After a minor knee arthroscope in November, Rance returned to limited training when his Richmond teammates commenced full pre-season training in the first week of December 2019. Club officials said at the time that he would be in full training by January and fully fit to participate in the club's official pre-season matches.

===Retirement===
On the morning of 19 December 2019, Rance announced to his teammates his decision to retire effective immediately, announcing to the public through a club statement that he would "prioritise the more important things" in his life, listing spiritual growth and family and friends. Rance said the decision was a continuation of his contract uncertainty following the 2014 and 2015 seasons, but that his knee injury was fully repaired and did not play a part in the decision, only that his dedication to rehabilitating the injury had "left some other areas of my life wanting, and so I need to spend that bit of time on those areas now."

Media reports in the days that followed claimed that Rance had been considering the decision and consulting with club officials over it for at least three weeks prior to the announcement. The Herald Sun reported that list manager Blair Hartley advised Richmond CEO Brendon Gale in late November that Rance would imminently retire, saying "I think he's done."

In announcing Rance's retirement, Richmond CEO Brendon Gale labelled Rance "one of the finest players to play at (the) club" in its history.

==Playing style==
Rance played as key-position defender and is considered one of the best defenders in the history of the sport.

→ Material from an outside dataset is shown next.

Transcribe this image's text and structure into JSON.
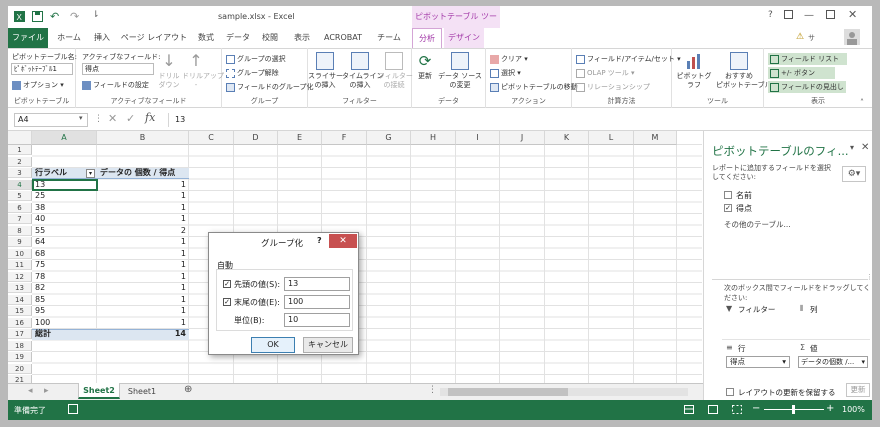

He has been regularly referred to by media and football experts as the best defender in the game since his first All-Australian season in 2014. By mid-2017 some media personalities began talking about Rance as one of the best defenders of all time, with great Dustin Fletcher saying "If he's not there yet he is heading in the right direction." In April 2018 Richmond coach Damien Hardwick inadvertently waded into the discussion, labeling Rance "the fullback of the century" in a post-game press-conference remark. premiership coach Mark Williams praised in particular Rance's ability to zone off his direct opponent, saying: "Rance's ability to get up the ground and off his man, his drop-off marking is as good as I have ever seen."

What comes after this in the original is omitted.